“Circular economy: a programmed but complex implementation” – White paper

2024-08-29 07:15:47

The circular economy is an innovative concept, which sees the life cycle of a product unfold in the form of a loop. To summarize, the different stages inherent in the life of a product – extraction of the raw materials necessary for the manufacture of the product, design, production, consumption, end of life – must, in a circular economy, turn in a closed circle. With positive externalities in the current context: limit the need to extract new raw materials to manufacture products, in response to the scarcity of resources, and maximize the lifespan of products. Reuse, repair and reuse products as much as possible. And ultimately, recover end-of-life products that have become waste, either by recycling them or by exploiting them again in the form of raw materials.

So much for the theory. In practice, the current linear economy model involves the same production steps, without the concern of closing the loop. Historically, it is linked to the industrial revolution, which allowed man to start manufacturing products on an assembly line, which allowed the northern hemisphere, at the time, to improve its living conditions and to place technical progress at the level of societal ambition.

Following the industrial revolution, the entire planet developed industrial means of production, and little by little the negative externalities of these production practices became apparent. On two points mainly. First climatic, with an increase in pollution, having health effects on humans and multiple effects on the climate. The main one being global warming that is accelerating. Then, the problem of the scarcity of resources is becoming more and more pressing. This is the case for fossil energy resources, but also for certain metals, such as cobalt and many rare earths. In fact, the linear economy does not exclude the development of responsible practices in terms of resource management, the ecological impact of production or the fate of waste.

It is the fact of making all the steps related to the manufacture of products coherent and interdependent that allows us to achieve this circularity.
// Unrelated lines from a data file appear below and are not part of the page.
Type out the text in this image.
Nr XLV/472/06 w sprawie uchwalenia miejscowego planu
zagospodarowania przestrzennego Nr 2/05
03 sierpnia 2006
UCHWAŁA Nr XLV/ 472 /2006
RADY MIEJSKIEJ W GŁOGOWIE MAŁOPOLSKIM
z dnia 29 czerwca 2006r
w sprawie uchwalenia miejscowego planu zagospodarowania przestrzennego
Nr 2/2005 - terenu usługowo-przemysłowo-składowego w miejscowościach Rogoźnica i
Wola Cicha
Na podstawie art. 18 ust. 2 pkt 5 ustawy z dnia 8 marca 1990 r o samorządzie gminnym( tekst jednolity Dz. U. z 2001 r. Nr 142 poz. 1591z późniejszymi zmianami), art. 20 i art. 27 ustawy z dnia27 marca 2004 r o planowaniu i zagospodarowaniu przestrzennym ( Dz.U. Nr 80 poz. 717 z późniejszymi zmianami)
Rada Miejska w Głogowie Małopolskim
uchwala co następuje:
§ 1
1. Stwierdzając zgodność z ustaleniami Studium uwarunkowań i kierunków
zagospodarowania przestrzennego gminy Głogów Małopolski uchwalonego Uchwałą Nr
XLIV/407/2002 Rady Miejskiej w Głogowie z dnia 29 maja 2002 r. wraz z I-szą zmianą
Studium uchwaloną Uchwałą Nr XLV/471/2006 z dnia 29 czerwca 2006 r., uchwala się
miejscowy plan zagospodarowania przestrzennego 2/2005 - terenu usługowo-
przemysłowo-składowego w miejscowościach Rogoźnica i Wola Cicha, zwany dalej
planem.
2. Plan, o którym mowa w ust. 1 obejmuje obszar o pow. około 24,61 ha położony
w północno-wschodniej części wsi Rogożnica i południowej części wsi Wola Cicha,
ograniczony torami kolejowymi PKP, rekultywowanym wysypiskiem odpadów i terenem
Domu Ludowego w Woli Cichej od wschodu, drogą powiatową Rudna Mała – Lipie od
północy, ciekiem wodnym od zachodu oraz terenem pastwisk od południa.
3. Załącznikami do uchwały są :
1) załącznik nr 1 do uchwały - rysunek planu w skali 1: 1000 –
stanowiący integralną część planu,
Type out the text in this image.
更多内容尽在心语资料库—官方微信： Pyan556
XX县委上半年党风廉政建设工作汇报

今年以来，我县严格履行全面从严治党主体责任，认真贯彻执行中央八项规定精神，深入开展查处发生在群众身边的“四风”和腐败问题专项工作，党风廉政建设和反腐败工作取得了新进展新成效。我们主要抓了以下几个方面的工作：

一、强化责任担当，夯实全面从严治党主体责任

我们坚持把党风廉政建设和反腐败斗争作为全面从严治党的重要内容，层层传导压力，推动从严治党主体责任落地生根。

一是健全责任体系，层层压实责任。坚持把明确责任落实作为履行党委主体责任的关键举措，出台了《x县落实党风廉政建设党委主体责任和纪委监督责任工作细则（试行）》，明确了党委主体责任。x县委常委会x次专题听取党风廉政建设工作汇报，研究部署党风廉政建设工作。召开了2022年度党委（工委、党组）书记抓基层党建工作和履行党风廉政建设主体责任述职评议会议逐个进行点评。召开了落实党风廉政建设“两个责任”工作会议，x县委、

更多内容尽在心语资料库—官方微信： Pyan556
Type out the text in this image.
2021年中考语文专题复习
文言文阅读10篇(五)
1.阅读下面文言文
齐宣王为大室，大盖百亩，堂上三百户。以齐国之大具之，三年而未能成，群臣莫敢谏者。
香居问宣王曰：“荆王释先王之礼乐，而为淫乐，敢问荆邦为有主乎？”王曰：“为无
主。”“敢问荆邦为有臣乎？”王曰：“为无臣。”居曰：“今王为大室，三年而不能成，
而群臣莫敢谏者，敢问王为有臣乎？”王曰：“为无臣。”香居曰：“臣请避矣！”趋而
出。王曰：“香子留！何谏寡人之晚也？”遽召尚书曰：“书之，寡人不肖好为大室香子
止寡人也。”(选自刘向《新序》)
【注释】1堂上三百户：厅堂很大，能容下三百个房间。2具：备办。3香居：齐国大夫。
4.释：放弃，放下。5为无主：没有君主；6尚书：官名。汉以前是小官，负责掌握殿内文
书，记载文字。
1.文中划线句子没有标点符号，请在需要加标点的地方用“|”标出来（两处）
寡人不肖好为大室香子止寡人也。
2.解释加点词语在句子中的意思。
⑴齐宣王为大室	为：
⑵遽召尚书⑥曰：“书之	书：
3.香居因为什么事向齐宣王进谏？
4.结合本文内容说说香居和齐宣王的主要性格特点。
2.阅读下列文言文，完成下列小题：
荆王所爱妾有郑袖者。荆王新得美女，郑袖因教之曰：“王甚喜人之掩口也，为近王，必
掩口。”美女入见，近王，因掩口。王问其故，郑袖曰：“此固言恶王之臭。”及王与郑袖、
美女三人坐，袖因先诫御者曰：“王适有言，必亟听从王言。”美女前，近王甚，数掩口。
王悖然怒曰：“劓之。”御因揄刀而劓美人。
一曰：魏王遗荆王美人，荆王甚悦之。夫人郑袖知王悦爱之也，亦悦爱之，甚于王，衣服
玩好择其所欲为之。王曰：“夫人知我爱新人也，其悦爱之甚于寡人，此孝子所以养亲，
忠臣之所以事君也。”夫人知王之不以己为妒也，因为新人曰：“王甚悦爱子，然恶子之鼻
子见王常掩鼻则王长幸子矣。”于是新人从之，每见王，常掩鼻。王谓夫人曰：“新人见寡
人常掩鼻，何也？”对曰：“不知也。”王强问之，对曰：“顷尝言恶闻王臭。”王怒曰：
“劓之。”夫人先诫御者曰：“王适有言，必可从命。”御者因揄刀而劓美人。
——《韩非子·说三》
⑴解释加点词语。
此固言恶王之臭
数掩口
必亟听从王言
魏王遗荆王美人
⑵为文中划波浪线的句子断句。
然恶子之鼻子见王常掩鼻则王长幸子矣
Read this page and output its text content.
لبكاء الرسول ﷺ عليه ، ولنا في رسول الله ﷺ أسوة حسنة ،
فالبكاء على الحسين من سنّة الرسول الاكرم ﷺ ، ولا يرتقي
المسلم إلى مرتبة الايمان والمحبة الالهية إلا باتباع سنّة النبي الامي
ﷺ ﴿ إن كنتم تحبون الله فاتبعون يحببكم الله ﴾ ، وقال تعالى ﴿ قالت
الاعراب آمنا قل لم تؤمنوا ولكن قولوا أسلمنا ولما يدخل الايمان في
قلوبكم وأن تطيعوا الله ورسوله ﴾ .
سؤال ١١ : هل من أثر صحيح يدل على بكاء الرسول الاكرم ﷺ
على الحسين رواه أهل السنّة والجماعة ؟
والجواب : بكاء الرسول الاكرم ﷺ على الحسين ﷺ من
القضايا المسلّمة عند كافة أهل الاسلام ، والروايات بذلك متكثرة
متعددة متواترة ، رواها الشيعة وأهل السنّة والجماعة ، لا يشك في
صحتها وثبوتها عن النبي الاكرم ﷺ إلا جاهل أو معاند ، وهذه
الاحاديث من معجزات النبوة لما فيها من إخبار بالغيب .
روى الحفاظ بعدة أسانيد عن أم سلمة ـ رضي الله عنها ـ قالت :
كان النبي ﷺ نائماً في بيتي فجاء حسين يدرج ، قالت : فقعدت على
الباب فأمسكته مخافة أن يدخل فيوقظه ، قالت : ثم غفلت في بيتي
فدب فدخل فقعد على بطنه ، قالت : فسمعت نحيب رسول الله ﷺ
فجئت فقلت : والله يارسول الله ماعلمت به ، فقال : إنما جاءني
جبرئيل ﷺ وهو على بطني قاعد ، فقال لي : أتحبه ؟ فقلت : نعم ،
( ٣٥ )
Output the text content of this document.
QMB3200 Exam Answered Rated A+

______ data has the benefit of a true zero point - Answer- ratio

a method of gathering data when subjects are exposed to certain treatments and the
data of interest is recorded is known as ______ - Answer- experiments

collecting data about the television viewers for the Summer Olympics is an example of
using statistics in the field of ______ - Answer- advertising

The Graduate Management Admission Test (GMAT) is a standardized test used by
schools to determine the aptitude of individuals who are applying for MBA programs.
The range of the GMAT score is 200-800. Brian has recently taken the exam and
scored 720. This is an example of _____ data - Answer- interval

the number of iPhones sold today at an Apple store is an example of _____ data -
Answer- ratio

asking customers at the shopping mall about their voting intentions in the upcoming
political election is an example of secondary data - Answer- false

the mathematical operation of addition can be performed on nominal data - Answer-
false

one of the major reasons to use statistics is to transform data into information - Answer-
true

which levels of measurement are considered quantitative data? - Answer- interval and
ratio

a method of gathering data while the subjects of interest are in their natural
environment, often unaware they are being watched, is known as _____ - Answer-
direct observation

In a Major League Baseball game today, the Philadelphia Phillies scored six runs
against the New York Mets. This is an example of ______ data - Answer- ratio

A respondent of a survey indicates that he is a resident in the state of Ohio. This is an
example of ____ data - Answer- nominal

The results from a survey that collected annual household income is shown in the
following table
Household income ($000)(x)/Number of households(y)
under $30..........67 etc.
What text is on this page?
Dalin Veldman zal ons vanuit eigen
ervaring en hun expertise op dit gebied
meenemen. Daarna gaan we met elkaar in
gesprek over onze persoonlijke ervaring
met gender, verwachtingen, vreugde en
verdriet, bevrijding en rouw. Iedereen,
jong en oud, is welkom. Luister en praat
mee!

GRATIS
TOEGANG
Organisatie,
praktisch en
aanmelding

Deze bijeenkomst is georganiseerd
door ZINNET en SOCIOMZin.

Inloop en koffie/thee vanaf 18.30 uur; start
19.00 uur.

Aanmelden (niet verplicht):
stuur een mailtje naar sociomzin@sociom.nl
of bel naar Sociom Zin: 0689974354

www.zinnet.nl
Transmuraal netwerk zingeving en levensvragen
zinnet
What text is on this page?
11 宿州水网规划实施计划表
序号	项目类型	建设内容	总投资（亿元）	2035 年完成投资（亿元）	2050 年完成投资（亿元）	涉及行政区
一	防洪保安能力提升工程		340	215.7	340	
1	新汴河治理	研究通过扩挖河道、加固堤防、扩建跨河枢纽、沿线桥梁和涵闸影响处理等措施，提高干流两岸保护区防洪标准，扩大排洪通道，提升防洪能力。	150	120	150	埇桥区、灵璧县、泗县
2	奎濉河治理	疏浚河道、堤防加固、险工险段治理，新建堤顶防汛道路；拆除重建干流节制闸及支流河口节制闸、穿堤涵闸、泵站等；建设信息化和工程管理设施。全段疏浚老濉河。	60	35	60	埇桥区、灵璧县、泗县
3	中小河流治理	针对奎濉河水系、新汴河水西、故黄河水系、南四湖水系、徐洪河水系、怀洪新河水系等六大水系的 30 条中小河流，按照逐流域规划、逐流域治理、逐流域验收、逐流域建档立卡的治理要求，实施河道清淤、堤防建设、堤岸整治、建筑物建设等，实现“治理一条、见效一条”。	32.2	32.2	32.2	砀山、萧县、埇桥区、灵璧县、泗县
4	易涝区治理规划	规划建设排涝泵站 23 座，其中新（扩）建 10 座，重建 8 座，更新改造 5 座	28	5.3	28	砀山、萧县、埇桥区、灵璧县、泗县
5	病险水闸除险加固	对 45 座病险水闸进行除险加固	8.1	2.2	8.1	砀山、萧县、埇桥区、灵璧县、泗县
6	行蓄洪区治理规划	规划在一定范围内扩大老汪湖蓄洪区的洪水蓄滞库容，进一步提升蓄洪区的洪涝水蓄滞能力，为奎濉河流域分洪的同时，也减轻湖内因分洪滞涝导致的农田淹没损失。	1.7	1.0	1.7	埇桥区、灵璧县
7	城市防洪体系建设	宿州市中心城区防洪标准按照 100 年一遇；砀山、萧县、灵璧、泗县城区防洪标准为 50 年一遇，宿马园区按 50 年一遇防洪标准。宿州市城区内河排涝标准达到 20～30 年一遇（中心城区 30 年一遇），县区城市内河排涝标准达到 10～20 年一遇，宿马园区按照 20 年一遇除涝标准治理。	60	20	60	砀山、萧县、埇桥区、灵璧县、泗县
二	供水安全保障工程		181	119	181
Which would allow, ideally, to no longer have to extract raw materials to manufacture new products, since the materials from waste would be used to manufacture new ones. In reality, it is not that simple. Many products, first and foremost plastics, cannot be 100% recycled.

Also, and this is a real obstacle to the advent of efficient circular economy models, these models only work if all the players in the product value chain work in a coordinated manner and with the same efficiency. Which makes the circular economy bet risky. This also explains why many circular and virtuous models on paper have a lot of trouble seeing the light of day, and do not find support from investors who are more inclined to invest their money in more consensual industrial projects, but also with more certain profitability.